By granting the defendants’ motion to dismiss, the court found that, “MERS was not required to register every assignment of the loan or to track that history in its foreclosure documents…” and “…it was not a misrepresentation for  MERS to identify itself as the mortgagee in the foreclosure documents and not to identify all past and present lenders.”

Bank of America and MERS Motion for Dismissal Granted Against Homeowner-Plaintiff in Reconsideration of Order Denying Preliminary Injunction in Foreclosure Proceeding

In Harris v. Americas Wholesale Lender, No. 2011-659-CH (Macomb Cty. Cir. Ct. June 8, 2011) the court granted the defendant’s motion for dismissal of all the homeowner-plaintiff’s claims in foreclosure proceeding.

Defendants Countrywide, Bank of America, and MERS moved for summary disposition against plaintiff-homeowner under MCR 2.116(C)(7) and (C)(8).
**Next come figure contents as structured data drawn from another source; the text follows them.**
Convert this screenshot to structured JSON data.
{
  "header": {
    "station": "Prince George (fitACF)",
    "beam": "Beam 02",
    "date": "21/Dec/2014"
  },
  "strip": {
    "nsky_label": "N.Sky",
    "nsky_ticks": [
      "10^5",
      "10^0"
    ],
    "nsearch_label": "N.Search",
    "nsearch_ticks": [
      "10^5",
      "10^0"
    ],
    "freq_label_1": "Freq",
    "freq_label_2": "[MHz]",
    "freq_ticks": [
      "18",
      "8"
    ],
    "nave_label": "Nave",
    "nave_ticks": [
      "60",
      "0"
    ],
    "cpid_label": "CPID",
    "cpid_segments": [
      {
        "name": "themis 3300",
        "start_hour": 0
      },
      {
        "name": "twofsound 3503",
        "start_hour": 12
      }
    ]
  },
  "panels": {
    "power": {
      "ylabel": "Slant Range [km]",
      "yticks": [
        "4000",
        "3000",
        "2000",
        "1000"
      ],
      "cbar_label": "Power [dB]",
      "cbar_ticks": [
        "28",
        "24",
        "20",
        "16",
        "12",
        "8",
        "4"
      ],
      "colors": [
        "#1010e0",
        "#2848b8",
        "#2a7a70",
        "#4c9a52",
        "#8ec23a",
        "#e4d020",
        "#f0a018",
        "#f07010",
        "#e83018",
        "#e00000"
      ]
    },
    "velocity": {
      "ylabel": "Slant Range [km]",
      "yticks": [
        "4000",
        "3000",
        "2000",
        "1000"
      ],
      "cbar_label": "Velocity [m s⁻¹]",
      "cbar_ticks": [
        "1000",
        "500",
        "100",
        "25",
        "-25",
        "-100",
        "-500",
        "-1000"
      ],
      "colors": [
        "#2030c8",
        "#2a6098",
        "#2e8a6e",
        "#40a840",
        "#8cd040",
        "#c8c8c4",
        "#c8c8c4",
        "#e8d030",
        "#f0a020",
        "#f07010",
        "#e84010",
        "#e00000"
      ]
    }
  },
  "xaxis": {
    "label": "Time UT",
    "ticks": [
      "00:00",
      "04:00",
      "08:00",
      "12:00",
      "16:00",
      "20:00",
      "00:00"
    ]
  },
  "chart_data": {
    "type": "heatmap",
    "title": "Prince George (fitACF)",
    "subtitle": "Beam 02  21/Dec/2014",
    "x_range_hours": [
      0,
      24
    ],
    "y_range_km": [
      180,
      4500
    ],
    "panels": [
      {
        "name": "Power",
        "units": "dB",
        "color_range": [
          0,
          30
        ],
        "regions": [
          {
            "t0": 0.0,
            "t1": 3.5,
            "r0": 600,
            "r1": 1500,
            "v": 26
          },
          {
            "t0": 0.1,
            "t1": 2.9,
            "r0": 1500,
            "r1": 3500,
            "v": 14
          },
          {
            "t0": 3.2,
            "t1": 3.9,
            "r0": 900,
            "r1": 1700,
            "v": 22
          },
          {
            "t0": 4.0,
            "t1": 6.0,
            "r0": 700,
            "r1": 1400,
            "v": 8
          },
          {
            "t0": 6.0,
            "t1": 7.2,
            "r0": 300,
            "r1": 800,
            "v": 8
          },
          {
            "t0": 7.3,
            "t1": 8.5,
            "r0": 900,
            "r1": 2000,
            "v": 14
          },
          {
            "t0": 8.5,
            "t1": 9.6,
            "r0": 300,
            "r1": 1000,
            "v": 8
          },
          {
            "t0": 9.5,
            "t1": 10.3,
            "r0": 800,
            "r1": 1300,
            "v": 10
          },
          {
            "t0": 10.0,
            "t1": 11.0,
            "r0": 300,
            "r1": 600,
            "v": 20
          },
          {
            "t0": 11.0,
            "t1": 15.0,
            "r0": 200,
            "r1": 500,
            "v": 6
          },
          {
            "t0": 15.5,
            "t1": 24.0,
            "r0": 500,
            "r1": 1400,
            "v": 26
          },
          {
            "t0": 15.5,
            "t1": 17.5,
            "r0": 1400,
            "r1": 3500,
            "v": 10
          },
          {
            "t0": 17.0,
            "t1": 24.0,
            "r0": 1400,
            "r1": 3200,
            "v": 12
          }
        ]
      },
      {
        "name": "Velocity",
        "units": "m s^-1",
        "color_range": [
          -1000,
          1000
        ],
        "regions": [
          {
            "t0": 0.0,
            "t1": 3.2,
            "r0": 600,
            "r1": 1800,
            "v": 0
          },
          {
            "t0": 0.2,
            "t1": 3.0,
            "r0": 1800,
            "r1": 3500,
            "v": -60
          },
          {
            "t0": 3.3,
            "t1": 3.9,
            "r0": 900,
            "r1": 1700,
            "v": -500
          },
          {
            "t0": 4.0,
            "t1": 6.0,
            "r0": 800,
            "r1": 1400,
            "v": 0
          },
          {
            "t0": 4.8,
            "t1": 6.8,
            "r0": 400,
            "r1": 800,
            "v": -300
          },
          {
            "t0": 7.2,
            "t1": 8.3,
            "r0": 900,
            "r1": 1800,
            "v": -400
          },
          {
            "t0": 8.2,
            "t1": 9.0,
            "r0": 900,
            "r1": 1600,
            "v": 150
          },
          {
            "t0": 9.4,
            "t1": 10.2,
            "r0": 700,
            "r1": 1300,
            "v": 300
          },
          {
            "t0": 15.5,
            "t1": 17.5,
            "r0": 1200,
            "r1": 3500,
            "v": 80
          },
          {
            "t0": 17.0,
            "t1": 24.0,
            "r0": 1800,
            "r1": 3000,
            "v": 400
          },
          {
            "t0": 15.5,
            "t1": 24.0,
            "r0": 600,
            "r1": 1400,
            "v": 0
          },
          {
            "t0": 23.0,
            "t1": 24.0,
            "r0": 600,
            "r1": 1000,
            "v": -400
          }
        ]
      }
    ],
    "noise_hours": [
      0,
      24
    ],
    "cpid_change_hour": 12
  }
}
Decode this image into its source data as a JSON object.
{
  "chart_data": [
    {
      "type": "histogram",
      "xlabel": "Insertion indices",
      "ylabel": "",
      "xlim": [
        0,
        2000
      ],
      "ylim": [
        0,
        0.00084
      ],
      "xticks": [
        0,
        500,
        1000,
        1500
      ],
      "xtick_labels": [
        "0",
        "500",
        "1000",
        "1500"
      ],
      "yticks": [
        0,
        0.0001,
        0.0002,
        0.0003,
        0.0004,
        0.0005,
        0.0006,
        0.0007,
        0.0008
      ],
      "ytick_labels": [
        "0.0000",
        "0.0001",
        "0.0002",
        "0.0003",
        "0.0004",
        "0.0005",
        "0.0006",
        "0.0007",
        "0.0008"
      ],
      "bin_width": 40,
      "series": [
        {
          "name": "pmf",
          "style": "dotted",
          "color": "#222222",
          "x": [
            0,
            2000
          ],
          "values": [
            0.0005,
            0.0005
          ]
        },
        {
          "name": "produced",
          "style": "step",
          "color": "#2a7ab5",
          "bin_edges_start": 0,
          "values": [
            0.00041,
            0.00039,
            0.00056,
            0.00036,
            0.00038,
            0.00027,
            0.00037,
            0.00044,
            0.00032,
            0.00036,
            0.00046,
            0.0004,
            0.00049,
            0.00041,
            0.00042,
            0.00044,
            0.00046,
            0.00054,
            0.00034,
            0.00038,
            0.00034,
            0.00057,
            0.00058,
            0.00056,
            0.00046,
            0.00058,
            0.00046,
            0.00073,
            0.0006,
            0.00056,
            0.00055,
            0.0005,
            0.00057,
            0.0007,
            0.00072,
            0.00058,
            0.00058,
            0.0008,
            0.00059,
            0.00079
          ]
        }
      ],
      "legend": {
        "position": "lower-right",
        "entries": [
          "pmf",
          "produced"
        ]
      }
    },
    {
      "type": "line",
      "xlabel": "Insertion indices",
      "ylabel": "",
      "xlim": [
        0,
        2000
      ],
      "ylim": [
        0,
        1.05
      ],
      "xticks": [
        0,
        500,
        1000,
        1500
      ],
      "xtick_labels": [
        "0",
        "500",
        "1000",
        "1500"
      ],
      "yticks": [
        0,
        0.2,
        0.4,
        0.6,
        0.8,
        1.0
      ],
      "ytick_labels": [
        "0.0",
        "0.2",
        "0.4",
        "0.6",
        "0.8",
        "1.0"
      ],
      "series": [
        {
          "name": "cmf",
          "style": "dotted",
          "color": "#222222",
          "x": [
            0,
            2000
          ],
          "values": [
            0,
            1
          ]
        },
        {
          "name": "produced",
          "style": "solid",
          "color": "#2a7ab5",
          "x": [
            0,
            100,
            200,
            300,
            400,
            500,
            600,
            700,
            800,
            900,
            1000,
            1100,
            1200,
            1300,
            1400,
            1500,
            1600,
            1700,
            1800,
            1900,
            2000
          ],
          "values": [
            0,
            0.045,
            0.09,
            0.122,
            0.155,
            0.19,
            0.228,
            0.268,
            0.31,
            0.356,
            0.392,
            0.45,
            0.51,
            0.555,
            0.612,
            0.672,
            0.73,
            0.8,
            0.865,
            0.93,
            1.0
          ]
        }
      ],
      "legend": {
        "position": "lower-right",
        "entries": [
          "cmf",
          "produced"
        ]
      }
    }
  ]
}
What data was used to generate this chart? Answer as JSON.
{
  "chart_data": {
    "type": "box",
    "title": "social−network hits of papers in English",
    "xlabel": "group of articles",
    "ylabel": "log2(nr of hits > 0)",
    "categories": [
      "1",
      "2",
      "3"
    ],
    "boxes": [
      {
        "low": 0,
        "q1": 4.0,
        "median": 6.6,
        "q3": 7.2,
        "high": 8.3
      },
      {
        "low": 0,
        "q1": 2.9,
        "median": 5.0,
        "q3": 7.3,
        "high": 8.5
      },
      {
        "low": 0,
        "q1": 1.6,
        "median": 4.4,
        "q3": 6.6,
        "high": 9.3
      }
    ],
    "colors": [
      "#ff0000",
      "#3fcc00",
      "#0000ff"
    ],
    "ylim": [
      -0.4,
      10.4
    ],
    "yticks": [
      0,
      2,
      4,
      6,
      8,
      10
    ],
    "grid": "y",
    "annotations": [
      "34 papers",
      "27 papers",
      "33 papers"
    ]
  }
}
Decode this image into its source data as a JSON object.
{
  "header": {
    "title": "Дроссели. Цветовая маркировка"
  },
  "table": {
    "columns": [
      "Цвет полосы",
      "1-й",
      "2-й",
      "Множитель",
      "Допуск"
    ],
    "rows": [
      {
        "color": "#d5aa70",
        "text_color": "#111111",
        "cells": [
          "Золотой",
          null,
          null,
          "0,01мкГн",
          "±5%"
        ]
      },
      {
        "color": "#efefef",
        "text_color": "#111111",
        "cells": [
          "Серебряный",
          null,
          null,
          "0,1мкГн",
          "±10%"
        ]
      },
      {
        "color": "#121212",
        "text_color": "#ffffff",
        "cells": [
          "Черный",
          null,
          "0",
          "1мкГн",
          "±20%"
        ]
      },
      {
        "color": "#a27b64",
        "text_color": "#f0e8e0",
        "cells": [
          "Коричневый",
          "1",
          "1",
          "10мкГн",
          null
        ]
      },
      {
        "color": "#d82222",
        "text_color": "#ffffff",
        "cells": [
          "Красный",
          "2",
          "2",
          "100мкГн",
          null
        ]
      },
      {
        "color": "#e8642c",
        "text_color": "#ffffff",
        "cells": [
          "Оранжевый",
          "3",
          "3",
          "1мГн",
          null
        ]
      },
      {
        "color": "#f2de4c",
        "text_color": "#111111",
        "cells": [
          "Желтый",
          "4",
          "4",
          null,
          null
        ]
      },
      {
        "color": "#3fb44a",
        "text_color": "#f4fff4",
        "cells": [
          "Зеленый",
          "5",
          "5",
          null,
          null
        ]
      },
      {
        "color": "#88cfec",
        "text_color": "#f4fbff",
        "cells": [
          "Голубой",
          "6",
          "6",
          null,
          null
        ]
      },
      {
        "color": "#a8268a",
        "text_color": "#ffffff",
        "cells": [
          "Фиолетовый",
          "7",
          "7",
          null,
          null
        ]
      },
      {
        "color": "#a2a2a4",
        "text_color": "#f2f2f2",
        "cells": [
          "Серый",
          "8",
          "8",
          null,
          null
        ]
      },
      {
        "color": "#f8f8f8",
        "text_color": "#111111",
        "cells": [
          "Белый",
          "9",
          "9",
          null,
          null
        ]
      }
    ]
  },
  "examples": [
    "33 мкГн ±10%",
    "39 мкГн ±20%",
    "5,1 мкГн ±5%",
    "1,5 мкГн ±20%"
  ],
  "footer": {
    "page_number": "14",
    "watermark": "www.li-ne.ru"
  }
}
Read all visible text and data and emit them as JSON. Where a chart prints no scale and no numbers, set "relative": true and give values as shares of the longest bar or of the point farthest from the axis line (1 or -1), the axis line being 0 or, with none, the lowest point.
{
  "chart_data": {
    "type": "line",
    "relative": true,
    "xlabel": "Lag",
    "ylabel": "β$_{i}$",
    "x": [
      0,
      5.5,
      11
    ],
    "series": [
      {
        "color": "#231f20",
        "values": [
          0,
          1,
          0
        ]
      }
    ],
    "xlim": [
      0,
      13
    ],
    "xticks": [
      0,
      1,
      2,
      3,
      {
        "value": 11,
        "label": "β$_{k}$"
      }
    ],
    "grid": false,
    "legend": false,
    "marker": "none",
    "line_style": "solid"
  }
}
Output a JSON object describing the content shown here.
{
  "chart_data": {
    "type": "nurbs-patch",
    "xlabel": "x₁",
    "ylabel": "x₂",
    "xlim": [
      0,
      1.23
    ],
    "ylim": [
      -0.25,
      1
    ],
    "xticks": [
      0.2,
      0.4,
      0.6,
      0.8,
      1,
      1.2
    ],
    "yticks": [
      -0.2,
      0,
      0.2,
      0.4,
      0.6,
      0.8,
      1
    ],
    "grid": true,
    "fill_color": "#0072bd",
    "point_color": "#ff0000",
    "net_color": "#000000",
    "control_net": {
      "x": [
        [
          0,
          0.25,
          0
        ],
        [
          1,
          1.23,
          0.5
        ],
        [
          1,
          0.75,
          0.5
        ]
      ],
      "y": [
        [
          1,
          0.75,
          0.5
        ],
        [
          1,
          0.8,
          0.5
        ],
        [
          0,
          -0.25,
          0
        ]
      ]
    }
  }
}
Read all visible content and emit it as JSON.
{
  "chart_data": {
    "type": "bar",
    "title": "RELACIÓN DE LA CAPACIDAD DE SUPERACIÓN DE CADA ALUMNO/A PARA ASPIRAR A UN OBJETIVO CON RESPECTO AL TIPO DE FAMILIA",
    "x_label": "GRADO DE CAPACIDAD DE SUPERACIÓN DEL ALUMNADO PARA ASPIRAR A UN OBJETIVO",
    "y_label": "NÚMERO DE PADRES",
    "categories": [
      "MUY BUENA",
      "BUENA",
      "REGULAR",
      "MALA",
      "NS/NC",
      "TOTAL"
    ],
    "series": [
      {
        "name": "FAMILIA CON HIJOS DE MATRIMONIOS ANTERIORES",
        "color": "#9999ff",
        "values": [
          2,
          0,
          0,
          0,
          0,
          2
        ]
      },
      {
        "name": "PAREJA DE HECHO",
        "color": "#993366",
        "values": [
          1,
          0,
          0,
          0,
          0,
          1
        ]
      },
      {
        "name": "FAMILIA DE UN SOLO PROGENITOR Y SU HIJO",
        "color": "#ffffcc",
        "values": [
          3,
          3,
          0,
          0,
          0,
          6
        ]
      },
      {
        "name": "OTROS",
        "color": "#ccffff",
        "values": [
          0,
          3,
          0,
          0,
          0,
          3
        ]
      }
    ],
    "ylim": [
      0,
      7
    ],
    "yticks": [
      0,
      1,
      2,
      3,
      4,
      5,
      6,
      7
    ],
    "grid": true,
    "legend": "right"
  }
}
Plaintiff moved for reconsideration of the lower court’s denial for preliminary injunction and another motion for entry of default judgment.

Plaintiff alleged five counts; [1] fraud, [2] breach of contract, [3] collusion, [4] conversion, and finally [5] unjust enrichment. In assessing these claims the court found that they were all without merit.

In regards to the plaintiff’s alleged fraud claim the court dismissed it as frivolous as plaintiff could not, and had not, produced any evidence to support the allegation. Upon considering the second count, the court likewise dismissed as the plaintiff failed to show any cognizable allegation of a breach of contract.

The claim of collusion was also dismissed as the court found that the plaintiff failed to plead the claim with particularity. Accordingly, the claim of conversion was also dismissed as the plaintiff failed to explain, to the court’s satisfaction, how a claim of conversion could be supported. Finally, the claim of unjust enrichment was found to be without merit, as the court found that the plaintiff failed to show how an unjust enrichment took place.